Our work here is done

To the wonderful donors, my friends,

I am incredibly grateful for all the kindness everyone has shown me in this venture, the faith, trust and generosity is incredibly humbling and it will never be forgotten. It is not just another "you are changing lives" slogan, this time it is 100% the truth. We have changed more lives than we will ever know, in desperate times your contribution has made someones day, their year, their life. So Thank you!

After ten years of working with this small community in Faridabad, Delhi, our work there is done as we have set up the projects we planned and more! We will now slowly withdraw our position and funding as the SCIP projects become their very own sustainable community projects.

What a wonderful journey it has been!

The Bandhus, the project managers of this whole expedition show a warmth and kindness to everyone who enters their home, nothing is ever a problem and their drive for change without causing any conflict in often difficult circumstances is inspiring.

Over 6 years I had returned 8 times to Faridabad, Delhi, raising funds during the year and donating to areas in the near by slum. After my third trip Vishy Bandhu said it was time I committed to one thing if I was going to keep returning, so we started a school. It begun in a tent, a tarpaulin held with a big stick and some rope, we hired a local high school graduate as our teacher and from there the children began to arrive. Today there are over 100 children that attend the Equality Compassion and Opportunity (ECO) school and we have sponsored over 30 children to attend secondary education on scholarships. All of this has been paid for by you.

In 2010 I pushed for a clinic, as a nurse I am passionate about health care. So a small building was built and a qualified doctor was hired for 2 hours a day, 3 times a week. As the lines for the clinic got longer and started interfering with traffic on the road we hired another doctor and a nurse full time. Currently the SCIP Medical Clinic sees over 300 patients every week, provides vaccinations, antibiotics, pain relief and a number of tests such as blood sugar testing, hemoglobin and pregnancy testing, we even have a part time female gynaecologist attending to pap smears and providing family planning options. All of this is possible because of you.

The Womens Empowerment Group was never officially opened it just kind of grew organically. The Sector 4 area of the slum was busy with children attending the SCIP school and locals attending the clinic so women from the area would stay to chat before and after school. A few women asked to be taught to read and write by the school teacher and from there we started classes for the ladies. One of my most precious memories was watching a young girl sitting on the then dirt floor teaching her grandmother how to read in her own language.

In 2015 we put 15 ladies of the Womens Empowerment group through sewing school as they wished to make an income. I thought this was an amazing opportunity and guessed they had somewhere in mind that they wished to work. Little did I know they had made more than 50 interesting.. pillow cases for me to sell at my "local bazarr"?! I tried to explain that Australia doesn't have markets like India but they insisted I sell their creations, so instead I came up with the idea to sew children's clothing. I knew my friends are always a wonderful support and they might just dress their children in something from a good cause, that is where SCIP Sews begun.

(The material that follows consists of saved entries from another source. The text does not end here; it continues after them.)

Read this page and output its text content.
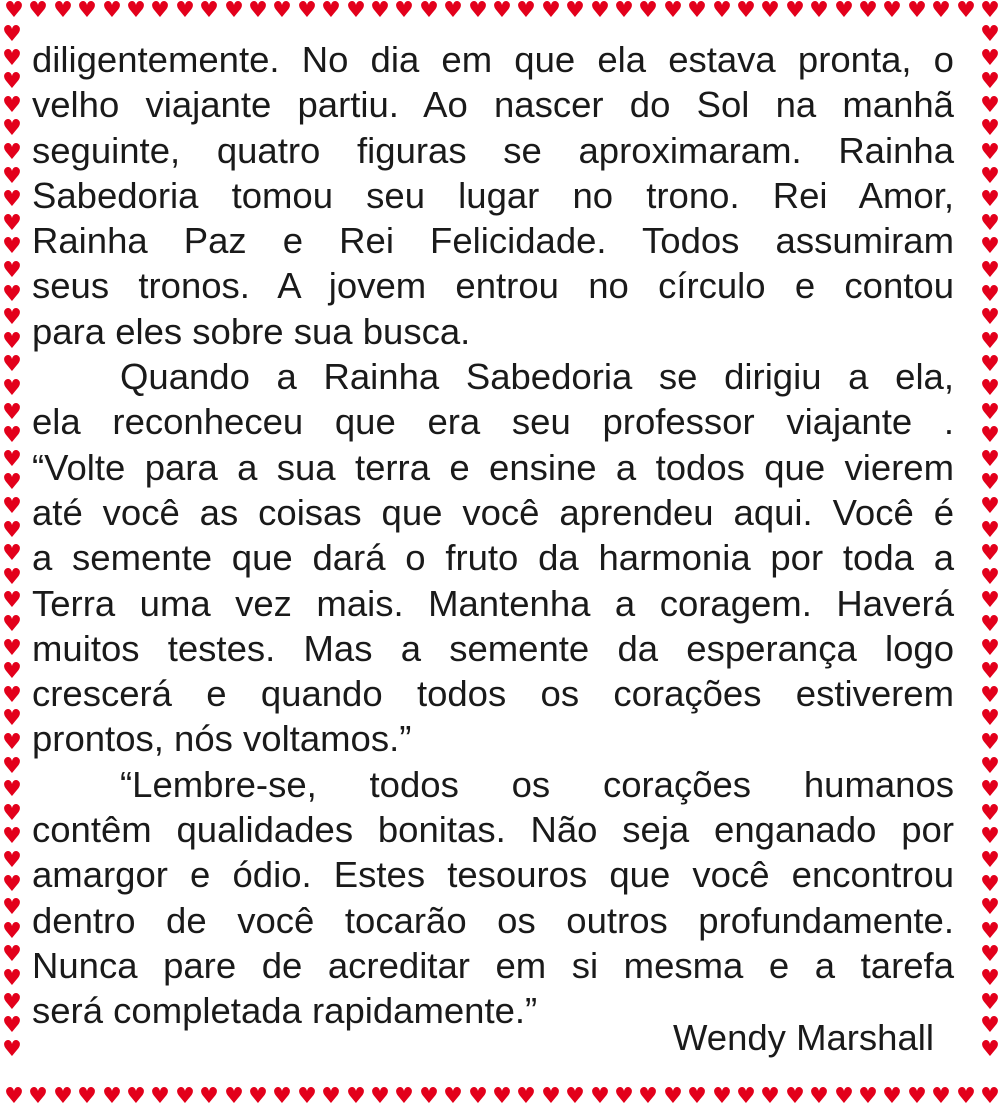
♥
♥
♥
♥
♥
♥
♥
♥
♥
♥
♥
♥
♥
♥
♥
♥
♥
♥
♥
♥
♥
♥
♥
♥
♥
♥
♥
♥
♥
♥
♥
♥
♥
♥
♥
♥
♥
♥
♥
♥
♥
♥
♥
♥
♥
♥
♥
♥
♥
♥
♥
♥
♥
♥
♥
♥
♥
♥
♥
♥
♥
♥
♥
♥
♥
♥
♥
♥
♥
♥
♥
♥
♥
♥
♥
♥
♥
♥
♥
♥
♥
♥
♥	♥
♥	♥
♥	♥
♥	♥
♥	♥
♥	♥
♥	♥
♥	♥
♥	♥
♥	♥
♥	♥
♥	♥
♥	♥
♥	♥
♥	♥
♥	♥
♥	♥
♥	♥
♥	♥
♥	♥
♥	♥
♥	♥
♥	♥
♥	♥
♥	♥
♥	♥
♥	♥
♥	♥
♥	♥
♥	♥
♥	♥
♥	♥
♥	♥
♥	♥
♥	♥
♥	♥
♥	♥
♥	♥
♥	♥
♥	♥
♥	♥
♥	♥
♥	♥
♥	♥
diligentemente. No dia em que ela estava pronta, o
velho viajante partiu. Ao nascer do Sol na manhã
seguinte, quatro figuras se aproximaram. Rainha
Sabedoria tomou seu lugar no trono. Rei Amor,
Rainha Paz e Rei Felicidade. Todos assumiram
seus tronos. A jovem entrou no círculo e contou
para eles sobre sua busca.
Quando a Rainha Sabedoria se dirigiu a ela,
ela reconheceu que era seu professor viajante .
“Volte para a sua terra e ensine a todos que vierem
até você as coisas que você aprendeu aqui. Você é
a semente que dará o fruto da harmonia por toda a
Terra uma vez mais. Mantenha a coragem. Haverá
muitos testes. Mas a semente da esperança logo
crescerá e quando todos os corações estiverem
prontos, nós voltamos.”
“Lembre-se, todos os corações humanos
contêm qualidades bonitas. Não seja enganado por
amargor e ódio. Estes tesouros que você encontrou
dentro de você tocarão os outros profundamente.
Nunca pare de acreditar em si mesma e a tarefa
será completada rapidamente.”
Wendy Marshall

Over the years the Bandhus, my initial host family, the wonderful couple who manage all the SCIP Sews projects began hosting more volunteers and now successfully manage the Plan my Gap Year UK program. They host over 20 different volunteers week and have a steady source of income from the volunteers attendance donations, who are all working hands on at the projects. This is wonderful for the projects as they are able to grow rapidly with new sponsors every month. This allows for a more sustainable charity model without the reliance of hard donations, it also means that the Australian side of SCIP is able to slowly withdraw their contributions. I have been in discussion with the Bandhus for sometime over the fact that one day will we need to cease all donations, so they are very understanding and well aware that this was coming. It will be a slow decline of SCIP donations over the next 14 months, in which time we will work this the Bandhus to ensure no projects notice the change over of funds.

As the Australian side of SCIP comes to a close, I look forward to spending more time working with the Women of the Womens Empowerment Group to grow SCIP Sews in hope of generating an income for these women and this community, so please keep a look out for these garments and spread the word.

Thank you again with all of my heart, I cant tell you how much your support has meant to me and the people of the Sector 4 slum.